Now, I've used that $A$ is closed and hence $M\setminus A$ is open in order to conclude $M\setminus A\in \mathfrak{U}$ (since all sets on this collection are open), which seems one important part of the proof.
But what if $A$ is not closed? It seems reasonable to me that whatever $A$ is if $\mathfrak{J}[\phi]$ depends on $\phi$ just inside $A$ we should have $\operatorname{supp}\mathfrak{J}\subset A$. Is that indeed the case? How the proof would change?
The difference is subtle but important.

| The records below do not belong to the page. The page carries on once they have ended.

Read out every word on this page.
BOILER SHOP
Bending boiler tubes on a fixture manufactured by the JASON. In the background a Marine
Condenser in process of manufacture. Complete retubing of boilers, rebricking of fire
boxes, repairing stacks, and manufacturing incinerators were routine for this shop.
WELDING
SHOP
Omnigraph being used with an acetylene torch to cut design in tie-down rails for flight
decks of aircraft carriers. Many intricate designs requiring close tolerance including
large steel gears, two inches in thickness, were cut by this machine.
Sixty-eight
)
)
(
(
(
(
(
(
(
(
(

In the case of smooth functions, we define $\operatorname{supp} \eta$ to be the closure of $A = \{ x \in M : \eta(x) \neq 0 \}$. Of course $\eta$ is "determined by its values in $A$", but $\operatorname{supp} \eta \not\subseteq A$.
To see that this is the case also for distributions, let $M = \mathbb R$ and choose $\mathfrak{J}$ to be $$ \mathfrak{J}[\phi] = \int_{\mathbb R} \eta(x) \phi(x) \, dx, $$ where $\eta \in C_c^\infty(\mathbb R)$ is a fixed non-zero function. Then clearly $\mathfrak J$ only depends on the values of the test functions on $A$, but $\operatorname{supp} \eta \not\subseteq A$.
In general, the proof you presented shows that $\operatorname{supp} \eta \not\subseteq \overline{A}$, but not more.